Halo, sudah lama tak menggoreskan lukisan hati di sini... Sudahlah, tak perlu banyak prolog untuk kali ini.

Rasa sesak ini masih ada - masih bersarang walaupun sedikit. Entah, aku tak dapat mendeskripsikan yang dimaksud sedikit itu seperti apa - setidaknya sedikit versiku.
Dimulai kemarin, tepat di Rawamangun, Jakarta Timur, semesta menjadi saksi. Bahkan, lampu-lampu, meja-meja kayu, dan setiap benda di sudut ruangan sampai debu pun ikut menyaksikan. Sepuluh orang berkeliling dan bersama-sama mengambil sebuah gulungan kertas. Ya, gulungan kertas yang menentukan nasib kesepuluh orang itu hari itu dan seterusnya. Semua sudah mendapat kertasnya masing-masing dan ketika kami membukanya secara bersamaan. Glek! Aku terbelalak. Aku merasa sial saat itu. "Semesta tak berpihak padaku," umpatku sementara.
Tak ada pilihan lain, selain melakukan yang tertulis digulungan kertas itu. Aku bisa apa? Sebelumnya aku belum pernah melakukannya. Kenapa aku harus mendapatkan bagian ini? Bertanya dan mengeluh tak menyelesaikan semuanya. Tak ada pilihan lain, selain melakukannya sebisa dan semampuku.
Suasana ruangan itu, bagiku seperti... entahlah, sudah 12 jam lebih berlalu tapi aku masih belum bisa menemukan deskripsi yang tepat untuk suasana itu. Kurang lebih 45 menit kuhabiskan waktu di ruangan itu sembari berbicara dengan diriku sendiri. Bukan, bukan aku berbicara sendiri seperti orang tidak waras. Hati nuraniku yang berbicara padaku. Kulakukan itu untuk menenangkan diriku, mengurangi rasa takut dan gemetarku. Tentu tak lupa nuraniku juga berbicara kepada Sang Pencipta. Memohon dengan segala kuasa-Nya agar aku kuat menjalani semua ini.
Teng! Waktu habis. Tak berlama-lama aku langsung keluar melangkahkan kakiku dari ruangan itu tanpa menilik setiap sudutnya. Saat itu aku tak dapat membohongi diriku. Aku tak dapat membendung air yang memaksa keluar di pelupuk mataku. Sial! Air itu terus tertahan di pelupuk mata. Nuraniku bilang aku tak boleh menangis di sini. Aku tak boleh kelihatan lemah di depan orang banyak. Tapi di satu sisi aku juga sudah tak kuat menahan rasa sesakku. Alhasil, aku pun menangis hanya setitik. Iya, hanya setitik dan setetes. Rasa lega pun berpihak padaku, walau tak sepenuhnya. Setidaknya aku bisa merasakan rasa lega itu.
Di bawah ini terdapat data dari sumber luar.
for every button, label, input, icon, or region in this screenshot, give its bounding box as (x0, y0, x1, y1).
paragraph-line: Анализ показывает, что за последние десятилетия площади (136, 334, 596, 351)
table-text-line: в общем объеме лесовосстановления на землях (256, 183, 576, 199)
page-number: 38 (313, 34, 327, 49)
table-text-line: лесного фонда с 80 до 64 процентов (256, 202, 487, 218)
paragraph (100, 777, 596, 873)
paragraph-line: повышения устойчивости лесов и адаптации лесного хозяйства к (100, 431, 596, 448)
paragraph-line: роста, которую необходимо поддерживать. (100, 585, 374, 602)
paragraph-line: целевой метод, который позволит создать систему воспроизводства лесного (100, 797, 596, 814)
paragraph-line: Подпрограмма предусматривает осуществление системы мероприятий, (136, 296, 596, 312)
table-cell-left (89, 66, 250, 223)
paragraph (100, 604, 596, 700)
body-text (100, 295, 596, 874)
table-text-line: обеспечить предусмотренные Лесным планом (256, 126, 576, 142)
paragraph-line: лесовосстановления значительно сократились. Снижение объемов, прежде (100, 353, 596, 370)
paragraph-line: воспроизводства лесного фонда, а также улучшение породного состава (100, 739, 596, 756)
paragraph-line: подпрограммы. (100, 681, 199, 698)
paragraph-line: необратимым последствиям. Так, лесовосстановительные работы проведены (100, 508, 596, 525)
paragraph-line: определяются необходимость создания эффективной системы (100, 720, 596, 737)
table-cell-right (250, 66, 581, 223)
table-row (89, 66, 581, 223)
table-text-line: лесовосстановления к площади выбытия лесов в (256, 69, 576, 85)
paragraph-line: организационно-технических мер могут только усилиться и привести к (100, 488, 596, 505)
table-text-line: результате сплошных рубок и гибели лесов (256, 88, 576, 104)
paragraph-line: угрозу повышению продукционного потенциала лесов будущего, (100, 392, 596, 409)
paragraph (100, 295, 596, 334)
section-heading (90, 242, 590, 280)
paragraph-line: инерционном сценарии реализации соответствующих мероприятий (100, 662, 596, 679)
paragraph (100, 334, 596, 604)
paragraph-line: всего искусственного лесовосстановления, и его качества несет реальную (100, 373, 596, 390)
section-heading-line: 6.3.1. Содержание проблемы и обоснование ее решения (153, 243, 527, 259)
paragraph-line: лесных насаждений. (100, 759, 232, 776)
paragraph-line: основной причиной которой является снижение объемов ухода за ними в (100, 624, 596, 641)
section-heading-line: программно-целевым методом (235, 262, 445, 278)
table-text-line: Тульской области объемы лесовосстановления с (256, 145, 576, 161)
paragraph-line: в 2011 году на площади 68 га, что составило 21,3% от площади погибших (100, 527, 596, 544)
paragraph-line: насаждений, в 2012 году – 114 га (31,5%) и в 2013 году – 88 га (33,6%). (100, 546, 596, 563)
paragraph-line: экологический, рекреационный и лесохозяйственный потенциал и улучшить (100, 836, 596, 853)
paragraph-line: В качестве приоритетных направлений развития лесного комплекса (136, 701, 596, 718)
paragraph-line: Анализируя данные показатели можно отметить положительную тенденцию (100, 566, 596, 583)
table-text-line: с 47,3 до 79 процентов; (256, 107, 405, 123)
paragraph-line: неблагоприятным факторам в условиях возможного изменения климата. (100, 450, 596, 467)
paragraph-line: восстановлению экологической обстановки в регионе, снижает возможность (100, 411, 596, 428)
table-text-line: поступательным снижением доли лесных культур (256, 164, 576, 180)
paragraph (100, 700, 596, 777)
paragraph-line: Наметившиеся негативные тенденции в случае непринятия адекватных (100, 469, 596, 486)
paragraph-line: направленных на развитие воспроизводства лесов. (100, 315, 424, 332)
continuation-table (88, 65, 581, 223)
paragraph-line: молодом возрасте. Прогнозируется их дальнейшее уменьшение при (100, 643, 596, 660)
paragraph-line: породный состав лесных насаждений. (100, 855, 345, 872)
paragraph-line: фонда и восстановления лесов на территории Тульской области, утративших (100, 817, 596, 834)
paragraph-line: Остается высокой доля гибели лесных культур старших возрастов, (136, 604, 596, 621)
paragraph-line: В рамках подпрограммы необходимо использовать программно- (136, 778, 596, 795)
Sampai hari ini, rasa lega itu belum bisa kudapatkan sepenuhnya. Rasa sesak itu masih ada - kadang muncul kadang hilang. Entahlah... sekarang aku hanya bisa memohon kepada-Nya, memohon dengan segala kuasa-Nya, semoga masih ada nurani dan rasa kemanusiaan yang tersimpan. Semoga Ya Rabb. Aamiin Ya Rabb.